Bingo hall Bowie performed in on 'at risk' list

News imageBBC An Art Deco brick building is pictured. It has three large windows above the blue entrance and some smaller ones higher up. The entrance sign says "MECCA Bingo". The building is on a main road and there is a tree just in front of the steps into the building's entrance.BBC
The Gaumont Palace used to be an entertainment venue before it was turned into a bingo hall in the 1980s

A 1930s cinema and bingo hall where David Bowie, the Beatles and the Rolling Stones performed is being added to a heritage at risk list after its sudden closure.

Mecca Bingo in Taunton, a listed cinema built in the 1930s, abruptly shut its doors at the start of June.

It is one of 18 buildings from the West Country that are being added to Save Britain's Heritage At Risk Register, a national database of neglected buildings.

Amy Popham, manager at Save Britain's Heritage, said: "The South West has so many wonderful historic buildings but sadly many of them are at risk from neglect and demolition."

She added: "By highlighting these local landmarks we hope people will come forward with creative ideas for their future.

"Buildings like these are what make our towns and villages unique and reusing them is a great starting place for breathing new life into entire communities."

A community campaign group has been working for nine years to buy the Mecca Bingo building and return it to use as a live venue.

News imageDaniel Mumby An exterior shot of the Tone Works complex in Wellington, Somerset. The 18th Century factory buildings are in a visible state of disrepair. Windows are broken and shrubbery is climbing up a building in the foreground. Overgrown grass and climbing ivy paints the site as entirely derelict. Daniel Mumby
The Tonedale Mills were once at the heart of the local garment industry

Tone Works in Wellington is also being added to the list.

The site was owned by the Fox Brothers who were Quaker industrialists who built housing for their workers in the town.

Tone Works is a wet finishing and dye works dating from the 18th Century and still contains machinery.

It has been derelict and deteriorating for about 25 years.
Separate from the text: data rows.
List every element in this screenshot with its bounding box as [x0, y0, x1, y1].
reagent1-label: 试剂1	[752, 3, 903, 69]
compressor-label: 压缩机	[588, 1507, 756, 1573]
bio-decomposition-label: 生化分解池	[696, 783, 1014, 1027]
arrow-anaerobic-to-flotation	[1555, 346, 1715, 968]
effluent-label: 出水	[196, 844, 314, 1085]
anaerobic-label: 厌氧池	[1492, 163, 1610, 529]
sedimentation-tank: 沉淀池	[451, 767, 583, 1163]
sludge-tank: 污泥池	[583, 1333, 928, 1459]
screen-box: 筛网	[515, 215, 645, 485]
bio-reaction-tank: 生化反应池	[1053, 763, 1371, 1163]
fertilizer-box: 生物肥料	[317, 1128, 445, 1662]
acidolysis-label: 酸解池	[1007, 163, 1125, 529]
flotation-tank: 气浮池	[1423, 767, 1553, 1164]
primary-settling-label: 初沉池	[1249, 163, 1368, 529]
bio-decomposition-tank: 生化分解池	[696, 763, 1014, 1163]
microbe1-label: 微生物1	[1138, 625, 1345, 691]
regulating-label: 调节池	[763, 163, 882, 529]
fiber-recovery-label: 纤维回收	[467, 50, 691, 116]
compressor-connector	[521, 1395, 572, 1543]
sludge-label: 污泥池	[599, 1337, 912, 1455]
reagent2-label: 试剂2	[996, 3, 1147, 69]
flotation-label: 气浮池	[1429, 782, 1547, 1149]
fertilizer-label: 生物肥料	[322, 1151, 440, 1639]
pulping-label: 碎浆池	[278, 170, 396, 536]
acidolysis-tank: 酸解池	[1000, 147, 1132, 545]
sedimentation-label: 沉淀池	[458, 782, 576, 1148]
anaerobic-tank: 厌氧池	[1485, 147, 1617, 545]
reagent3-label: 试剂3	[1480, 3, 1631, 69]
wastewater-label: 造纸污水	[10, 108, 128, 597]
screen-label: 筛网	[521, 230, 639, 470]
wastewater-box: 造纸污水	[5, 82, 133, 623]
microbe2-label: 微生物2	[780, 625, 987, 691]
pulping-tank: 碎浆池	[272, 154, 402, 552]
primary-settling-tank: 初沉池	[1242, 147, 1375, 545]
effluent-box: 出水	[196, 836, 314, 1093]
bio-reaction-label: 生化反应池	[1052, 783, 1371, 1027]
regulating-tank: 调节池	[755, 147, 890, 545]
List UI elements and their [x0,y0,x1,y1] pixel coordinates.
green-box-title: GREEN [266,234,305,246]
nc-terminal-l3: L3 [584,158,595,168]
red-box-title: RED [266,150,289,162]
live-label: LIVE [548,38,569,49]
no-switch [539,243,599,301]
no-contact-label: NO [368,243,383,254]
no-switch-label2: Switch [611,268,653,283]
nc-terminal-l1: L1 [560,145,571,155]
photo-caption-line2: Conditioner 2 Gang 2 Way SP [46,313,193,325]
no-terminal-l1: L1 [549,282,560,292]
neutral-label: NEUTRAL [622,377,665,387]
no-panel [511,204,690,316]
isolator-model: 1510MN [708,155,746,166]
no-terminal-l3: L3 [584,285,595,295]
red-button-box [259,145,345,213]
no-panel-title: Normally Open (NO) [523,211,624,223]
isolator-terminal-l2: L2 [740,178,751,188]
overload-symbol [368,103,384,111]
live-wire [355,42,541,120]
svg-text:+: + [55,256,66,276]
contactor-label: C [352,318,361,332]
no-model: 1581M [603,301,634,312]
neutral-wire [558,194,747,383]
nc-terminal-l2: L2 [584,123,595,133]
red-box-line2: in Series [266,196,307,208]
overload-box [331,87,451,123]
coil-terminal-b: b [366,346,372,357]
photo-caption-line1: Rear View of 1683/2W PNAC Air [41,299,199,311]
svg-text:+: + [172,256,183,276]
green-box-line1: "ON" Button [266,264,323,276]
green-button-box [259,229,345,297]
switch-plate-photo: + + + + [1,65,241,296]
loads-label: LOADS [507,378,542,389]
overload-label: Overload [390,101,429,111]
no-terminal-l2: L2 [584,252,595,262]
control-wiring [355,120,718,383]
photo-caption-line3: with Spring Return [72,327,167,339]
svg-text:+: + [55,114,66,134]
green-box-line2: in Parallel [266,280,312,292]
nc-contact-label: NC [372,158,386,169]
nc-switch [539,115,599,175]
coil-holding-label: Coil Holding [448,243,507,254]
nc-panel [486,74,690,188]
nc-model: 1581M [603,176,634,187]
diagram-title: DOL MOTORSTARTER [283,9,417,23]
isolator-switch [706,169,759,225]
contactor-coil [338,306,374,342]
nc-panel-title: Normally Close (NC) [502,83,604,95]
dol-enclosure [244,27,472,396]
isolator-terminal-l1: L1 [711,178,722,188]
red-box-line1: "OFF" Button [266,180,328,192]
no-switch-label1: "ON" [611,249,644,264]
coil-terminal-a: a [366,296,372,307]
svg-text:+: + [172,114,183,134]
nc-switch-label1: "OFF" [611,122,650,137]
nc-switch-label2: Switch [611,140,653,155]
The council bought it from a neglectful owner and has managed to carry out some remediation with the help of Historic England and others but it is a long way from being returned to productive life.

Luddite riots

Another building on the list is Boden's Mill in Chard, a lace mill built by a Victorian industrialist who fled Luddite riots in the East Midlands to start again in the West Country.

The site can date its manufacturing history back to the 16th Century.

It was later taken over by John Boden who also built workers' housing and a worker's institute in the town.

It has been empty for many years and, despite regeneration plans for the wider area, the money and momentum appear to have run out.

Other at-risk Somerset buildings on the list include the Former Lloyds Bank in Wellington.